Moins de 6 heures avant la fin de la campagne...
Et dans 12 jours, Nicolas Sarkozy sera président de la république. Avec sa meute: Hortefeux, Pécresse, Fillon,... (et Borloo pour faire joli).
Ma seule consolation (Schadenfreude), ça va être de voir la gueule de tous les extrémistes de gauche, de GA et d'ailleurs, se prendre cette élection dans la gueule. Ils voulaient montrer qu'ils étaient les plus forts, ils vont se payer un démenti superbe, légitimé par la voix du peuple.
On attend toujours le plan B de ceux qui se croyaient majoritaires le 29 mai 2005 (alors que le non de droite avait plus de voix que le non de gauche).

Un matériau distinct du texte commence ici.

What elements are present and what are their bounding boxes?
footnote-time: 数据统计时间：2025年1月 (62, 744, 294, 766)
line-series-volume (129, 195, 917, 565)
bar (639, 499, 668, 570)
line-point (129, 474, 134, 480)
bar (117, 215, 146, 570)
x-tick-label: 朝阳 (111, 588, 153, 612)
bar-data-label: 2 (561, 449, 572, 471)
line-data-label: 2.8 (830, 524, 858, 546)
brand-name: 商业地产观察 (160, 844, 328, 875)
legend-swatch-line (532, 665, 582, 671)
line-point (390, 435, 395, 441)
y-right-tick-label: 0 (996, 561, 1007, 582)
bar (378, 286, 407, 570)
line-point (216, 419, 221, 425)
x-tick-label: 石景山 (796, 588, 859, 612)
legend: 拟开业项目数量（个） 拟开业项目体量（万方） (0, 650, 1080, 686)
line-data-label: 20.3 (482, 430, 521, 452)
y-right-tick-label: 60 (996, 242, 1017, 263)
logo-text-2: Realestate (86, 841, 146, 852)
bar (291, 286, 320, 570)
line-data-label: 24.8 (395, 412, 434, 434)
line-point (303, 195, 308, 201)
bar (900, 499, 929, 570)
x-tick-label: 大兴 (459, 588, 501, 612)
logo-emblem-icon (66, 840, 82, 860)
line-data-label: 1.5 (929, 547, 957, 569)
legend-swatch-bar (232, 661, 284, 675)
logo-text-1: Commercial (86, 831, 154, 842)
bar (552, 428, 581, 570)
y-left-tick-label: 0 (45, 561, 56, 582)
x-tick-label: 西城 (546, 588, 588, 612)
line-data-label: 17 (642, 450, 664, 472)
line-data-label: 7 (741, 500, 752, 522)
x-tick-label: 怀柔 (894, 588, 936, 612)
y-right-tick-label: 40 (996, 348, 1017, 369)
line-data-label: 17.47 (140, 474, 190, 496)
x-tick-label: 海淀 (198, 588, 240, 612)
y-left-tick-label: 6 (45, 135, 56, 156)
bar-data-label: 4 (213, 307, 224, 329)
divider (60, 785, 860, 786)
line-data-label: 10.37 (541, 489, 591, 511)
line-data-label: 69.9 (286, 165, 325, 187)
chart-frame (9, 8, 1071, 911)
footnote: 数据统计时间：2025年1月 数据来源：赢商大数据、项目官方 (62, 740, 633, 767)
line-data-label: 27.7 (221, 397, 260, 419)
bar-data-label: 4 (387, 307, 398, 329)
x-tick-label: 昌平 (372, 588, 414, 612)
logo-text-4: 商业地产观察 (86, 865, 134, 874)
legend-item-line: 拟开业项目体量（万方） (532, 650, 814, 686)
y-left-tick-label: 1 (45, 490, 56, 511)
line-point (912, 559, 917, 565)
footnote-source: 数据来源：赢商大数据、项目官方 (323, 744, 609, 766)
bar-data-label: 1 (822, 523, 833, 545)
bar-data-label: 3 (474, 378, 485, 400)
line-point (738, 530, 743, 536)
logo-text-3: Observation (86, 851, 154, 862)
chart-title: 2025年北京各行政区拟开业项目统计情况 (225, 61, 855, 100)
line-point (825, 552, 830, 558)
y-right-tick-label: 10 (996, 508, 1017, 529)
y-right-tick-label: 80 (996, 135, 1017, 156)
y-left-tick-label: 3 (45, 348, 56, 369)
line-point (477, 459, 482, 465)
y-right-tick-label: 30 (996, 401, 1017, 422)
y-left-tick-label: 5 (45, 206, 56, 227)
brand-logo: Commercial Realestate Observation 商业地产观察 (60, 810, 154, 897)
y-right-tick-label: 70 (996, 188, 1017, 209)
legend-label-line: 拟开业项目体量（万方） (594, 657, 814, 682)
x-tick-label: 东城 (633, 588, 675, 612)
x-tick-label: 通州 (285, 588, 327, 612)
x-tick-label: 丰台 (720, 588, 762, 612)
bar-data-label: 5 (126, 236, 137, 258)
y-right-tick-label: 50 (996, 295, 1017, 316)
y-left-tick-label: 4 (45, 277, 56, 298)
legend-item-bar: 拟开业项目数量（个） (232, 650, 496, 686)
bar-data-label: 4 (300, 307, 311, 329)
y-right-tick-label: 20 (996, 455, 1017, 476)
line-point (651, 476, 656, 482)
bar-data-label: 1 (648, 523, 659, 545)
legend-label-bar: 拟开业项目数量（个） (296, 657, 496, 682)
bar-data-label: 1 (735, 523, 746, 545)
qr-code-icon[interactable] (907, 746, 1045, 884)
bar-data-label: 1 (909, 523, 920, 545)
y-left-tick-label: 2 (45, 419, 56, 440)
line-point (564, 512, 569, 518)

RAS et Chocacao nous avaient promis des 2007 qui chantent bien fort pour la gauche.
On attend toujours la justification des manifs anti-CPE, à part vouloir cramer Villepin pour être sûr que Sarkozy soit sans concurrence au sein de l'UMP (pauvres petits universitaires qui ont manifesté contre une mesure qui ne les concernait pas, et qui vont se sentir maintenant très concernés par la politique universitaire de Fillon jusqu'en 2012).
Ils étaient beaux, fiers, arrogants, ceux qui nous expliquaient que le 29 mai 2005 n'était qu'un début. Que la lutte allait conduire à la victoire de la gauche.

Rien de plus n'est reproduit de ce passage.